Muckle, Wendy and Muckle, Jamie and Welch, Vivian and Tugwell, Peter (2012) Managed alcohol as a harm reduction intervention for alcohol addiction in populations at high risk for substance abuse. Cochrane Database of Systematic Reviews , (12) . Art. No.: CD006747. DOI: 10.1002/14651858.CD006747.pub2.

URL: https://www.cochranelibrary.com/cdsr/doi/10.1002/1...

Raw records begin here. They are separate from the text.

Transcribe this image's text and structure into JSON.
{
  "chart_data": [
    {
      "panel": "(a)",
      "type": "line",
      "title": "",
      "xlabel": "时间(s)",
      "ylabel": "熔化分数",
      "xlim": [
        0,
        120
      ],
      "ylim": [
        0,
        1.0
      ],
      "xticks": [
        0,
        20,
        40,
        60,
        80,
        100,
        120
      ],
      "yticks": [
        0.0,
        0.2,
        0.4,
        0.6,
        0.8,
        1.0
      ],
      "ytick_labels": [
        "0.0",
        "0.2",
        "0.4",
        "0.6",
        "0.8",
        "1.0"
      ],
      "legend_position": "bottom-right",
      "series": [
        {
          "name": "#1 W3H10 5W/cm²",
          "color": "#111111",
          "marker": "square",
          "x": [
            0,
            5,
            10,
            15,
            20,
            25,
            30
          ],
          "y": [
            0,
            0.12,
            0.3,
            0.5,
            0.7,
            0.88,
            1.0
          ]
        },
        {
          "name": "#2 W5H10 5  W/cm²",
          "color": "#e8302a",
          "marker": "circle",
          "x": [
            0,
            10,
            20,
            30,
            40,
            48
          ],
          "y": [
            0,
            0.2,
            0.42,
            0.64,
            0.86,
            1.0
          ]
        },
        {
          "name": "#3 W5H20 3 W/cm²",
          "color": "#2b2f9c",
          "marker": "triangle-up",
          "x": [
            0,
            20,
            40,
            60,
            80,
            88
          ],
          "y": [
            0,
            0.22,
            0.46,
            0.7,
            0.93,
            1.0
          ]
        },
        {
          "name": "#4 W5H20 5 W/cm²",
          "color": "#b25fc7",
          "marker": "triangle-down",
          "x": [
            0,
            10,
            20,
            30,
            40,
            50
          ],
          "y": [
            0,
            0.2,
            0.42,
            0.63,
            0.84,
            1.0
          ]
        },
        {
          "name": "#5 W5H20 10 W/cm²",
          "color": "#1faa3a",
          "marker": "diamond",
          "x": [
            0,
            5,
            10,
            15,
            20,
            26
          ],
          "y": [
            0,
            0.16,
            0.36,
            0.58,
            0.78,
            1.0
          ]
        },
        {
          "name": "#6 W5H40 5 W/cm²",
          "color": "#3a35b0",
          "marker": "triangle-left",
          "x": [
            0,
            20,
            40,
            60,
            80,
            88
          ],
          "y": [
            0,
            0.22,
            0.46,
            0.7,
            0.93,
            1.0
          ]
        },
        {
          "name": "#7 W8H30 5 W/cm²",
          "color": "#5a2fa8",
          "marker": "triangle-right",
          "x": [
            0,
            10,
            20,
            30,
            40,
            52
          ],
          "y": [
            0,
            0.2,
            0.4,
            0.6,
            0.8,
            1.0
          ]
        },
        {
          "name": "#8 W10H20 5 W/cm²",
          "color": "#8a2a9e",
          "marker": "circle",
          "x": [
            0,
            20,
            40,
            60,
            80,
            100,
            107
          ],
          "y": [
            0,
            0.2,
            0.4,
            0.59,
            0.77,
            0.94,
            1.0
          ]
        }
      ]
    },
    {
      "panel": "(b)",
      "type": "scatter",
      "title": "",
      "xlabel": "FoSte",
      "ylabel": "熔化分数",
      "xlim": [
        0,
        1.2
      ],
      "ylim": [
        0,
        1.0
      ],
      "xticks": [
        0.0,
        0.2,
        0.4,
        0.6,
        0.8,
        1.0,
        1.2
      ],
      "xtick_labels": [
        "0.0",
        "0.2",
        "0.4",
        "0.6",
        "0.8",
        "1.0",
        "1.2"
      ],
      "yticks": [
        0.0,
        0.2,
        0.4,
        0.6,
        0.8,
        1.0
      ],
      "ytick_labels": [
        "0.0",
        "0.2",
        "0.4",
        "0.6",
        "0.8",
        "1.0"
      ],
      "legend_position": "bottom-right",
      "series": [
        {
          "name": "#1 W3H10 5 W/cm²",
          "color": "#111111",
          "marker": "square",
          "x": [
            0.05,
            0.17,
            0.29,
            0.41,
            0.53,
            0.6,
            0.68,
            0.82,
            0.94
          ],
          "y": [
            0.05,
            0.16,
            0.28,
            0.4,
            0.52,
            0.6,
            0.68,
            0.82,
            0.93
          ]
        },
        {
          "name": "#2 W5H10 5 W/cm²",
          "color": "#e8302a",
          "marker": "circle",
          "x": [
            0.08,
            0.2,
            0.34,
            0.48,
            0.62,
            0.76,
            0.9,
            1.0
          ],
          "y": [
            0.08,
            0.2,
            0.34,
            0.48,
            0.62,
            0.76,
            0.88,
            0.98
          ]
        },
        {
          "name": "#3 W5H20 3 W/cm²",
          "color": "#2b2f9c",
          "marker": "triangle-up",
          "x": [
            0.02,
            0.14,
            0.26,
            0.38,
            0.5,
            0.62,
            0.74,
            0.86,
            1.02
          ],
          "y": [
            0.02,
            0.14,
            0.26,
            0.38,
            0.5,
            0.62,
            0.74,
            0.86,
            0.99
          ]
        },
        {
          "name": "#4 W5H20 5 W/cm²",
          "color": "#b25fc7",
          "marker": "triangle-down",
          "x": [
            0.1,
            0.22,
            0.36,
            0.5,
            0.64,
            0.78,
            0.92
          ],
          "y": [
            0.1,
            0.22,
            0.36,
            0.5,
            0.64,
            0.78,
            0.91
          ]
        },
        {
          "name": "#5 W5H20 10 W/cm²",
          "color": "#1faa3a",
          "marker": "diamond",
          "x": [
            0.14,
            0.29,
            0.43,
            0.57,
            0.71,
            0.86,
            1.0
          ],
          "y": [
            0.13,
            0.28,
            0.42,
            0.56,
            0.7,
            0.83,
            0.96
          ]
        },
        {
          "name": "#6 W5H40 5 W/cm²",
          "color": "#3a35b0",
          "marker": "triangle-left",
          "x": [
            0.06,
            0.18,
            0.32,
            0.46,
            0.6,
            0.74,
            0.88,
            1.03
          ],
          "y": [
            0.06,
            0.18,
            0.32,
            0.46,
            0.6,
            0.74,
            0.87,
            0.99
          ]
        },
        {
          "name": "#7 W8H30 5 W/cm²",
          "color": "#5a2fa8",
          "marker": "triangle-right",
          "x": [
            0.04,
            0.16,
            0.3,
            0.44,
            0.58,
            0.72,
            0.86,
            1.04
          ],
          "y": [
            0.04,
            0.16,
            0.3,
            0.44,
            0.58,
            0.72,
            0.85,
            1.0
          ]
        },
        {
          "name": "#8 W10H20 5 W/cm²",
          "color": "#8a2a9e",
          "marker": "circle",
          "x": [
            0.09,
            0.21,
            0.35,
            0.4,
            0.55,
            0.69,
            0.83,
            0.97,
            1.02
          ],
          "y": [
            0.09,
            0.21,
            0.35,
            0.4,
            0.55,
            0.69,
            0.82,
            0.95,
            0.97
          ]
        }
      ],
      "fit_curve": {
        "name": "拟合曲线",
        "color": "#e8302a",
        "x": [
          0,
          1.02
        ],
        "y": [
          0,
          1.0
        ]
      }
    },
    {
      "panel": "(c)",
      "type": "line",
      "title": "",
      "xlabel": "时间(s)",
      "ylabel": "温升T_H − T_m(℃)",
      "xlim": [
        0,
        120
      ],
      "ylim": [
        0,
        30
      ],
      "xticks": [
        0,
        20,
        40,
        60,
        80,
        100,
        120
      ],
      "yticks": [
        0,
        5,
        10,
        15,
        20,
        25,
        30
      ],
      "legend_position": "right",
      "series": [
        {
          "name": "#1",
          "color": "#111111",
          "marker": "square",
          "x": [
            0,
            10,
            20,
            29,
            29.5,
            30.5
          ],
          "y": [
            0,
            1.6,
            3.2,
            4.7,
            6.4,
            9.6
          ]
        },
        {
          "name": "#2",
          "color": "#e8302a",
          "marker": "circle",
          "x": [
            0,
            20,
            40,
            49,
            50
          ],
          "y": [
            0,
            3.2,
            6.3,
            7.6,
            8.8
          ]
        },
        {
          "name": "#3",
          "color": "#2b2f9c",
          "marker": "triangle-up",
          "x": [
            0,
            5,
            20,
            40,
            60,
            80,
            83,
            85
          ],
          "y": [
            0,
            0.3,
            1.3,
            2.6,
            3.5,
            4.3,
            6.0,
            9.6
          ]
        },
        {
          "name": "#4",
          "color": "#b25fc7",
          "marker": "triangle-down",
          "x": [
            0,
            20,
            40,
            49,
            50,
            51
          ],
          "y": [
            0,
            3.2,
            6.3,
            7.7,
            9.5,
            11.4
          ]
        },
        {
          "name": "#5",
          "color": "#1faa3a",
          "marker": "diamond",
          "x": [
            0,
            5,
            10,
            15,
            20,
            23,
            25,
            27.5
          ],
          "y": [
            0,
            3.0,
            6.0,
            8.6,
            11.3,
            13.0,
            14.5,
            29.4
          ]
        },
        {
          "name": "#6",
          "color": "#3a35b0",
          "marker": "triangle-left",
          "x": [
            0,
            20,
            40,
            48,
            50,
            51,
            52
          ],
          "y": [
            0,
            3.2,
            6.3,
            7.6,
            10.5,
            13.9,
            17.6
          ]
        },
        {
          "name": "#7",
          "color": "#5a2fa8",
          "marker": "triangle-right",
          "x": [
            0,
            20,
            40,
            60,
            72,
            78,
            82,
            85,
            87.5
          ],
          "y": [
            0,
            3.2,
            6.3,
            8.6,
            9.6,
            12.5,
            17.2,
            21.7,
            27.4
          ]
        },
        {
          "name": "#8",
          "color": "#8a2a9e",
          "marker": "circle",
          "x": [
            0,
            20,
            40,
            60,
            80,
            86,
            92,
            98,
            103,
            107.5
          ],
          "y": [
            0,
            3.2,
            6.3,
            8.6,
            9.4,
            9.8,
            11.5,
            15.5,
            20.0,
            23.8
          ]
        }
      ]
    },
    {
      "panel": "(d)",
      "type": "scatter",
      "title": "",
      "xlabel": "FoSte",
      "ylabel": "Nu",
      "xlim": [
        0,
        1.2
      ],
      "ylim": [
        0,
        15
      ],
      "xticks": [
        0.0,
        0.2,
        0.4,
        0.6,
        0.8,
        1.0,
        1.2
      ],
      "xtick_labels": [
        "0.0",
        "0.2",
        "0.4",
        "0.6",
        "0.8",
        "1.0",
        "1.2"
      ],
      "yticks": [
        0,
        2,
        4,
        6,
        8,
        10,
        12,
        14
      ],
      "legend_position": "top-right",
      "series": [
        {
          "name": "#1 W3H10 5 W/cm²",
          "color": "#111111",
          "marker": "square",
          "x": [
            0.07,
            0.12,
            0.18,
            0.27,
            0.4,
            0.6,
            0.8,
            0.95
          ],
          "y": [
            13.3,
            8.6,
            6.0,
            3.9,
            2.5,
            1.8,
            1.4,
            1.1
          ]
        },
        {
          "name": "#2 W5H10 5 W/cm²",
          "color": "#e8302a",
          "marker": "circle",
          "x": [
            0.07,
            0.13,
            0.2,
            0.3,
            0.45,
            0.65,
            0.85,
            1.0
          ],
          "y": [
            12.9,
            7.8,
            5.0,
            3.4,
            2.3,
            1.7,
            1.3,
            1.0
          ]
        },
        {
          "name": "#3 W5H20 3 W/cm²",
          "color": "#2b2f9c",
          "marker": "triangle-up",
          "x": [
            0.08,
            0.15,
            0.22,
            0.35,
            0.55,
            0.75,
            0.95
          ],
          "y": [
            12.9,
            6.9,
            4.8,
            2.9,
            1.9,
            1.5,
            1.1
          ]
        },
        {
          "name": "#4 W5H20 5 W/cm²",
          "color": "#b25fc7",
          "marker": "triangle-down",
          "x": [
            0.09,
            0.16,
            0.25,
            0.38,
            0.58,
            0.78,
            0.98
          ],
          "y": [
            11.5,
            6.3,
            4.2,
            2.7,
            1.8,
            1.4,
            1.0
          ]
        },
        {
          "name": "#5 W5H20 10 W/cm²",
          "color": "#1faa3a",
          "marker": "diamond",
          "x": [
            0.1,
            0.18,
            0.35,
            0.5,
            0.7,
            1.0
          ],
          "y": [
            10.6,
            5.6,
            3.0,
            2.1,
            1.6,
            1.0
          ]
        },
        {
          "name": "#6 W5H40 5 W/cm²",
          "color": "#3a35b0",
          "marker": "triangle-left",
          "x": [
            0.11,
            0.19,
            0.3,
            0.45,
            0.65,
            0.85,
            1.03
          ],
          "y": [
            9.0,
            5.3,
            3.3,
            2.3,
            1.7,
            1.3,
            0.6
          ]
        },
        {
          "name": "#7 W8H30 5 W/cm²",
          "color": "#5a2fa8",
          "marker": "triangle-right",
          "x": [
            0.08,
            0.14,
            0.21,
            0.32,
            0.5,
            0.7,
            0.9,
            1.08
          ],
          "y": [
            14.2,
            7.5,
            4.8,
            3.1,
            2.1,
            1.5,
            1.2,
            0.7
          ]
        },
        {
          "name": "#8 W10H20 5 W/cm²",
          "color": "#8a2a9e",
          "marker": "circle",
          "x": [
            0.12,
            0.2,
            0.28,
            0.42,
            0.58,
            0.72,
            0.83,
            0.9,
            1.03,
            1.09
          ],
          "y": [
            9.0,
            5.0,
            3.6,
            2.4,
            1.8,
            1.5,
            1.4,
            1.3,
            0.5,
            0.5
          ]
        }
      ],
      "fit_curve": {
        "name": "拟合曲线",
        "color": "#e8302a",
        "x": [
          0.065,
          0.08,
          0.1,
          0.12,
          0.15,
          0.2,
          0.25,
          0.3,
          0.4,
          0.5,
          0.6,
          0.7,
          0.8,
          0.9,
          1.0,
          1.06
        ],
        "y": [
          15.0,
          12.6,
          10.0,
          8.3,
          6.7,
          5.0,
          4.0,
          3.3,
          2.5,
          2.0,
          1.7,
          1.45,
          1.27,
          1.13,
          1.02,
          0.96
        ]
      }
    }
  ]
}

Managed alcohol programmes (MAPs) are harm reduction initiatives that treat the alcohol abuse of vulnerable people by serving controlled amounts of alcohol on a daily schedule, with the goal of ensuring individuals consume safe alcoholic beverages in an environment that has been shown to retain vulnerable people in treatment programmes, decrease alcohol consumption and improve social functioning (decreasing criminal activity, seeking regular medical care and improving quality of life). As well as MAP, there are alternative interventions such as brief intervention, moderate drinking and abstinence oriented 12-step programmes. With the exception of 12-step programmes, which emphasise abstinence, these interventions are aimed at changing drinking patterns and reducing the associated behaviours. No experimental studies were available to demonstrate the effectiveness of MAPs in reducing alcohol use or antisocial behaviour compared with other treatments.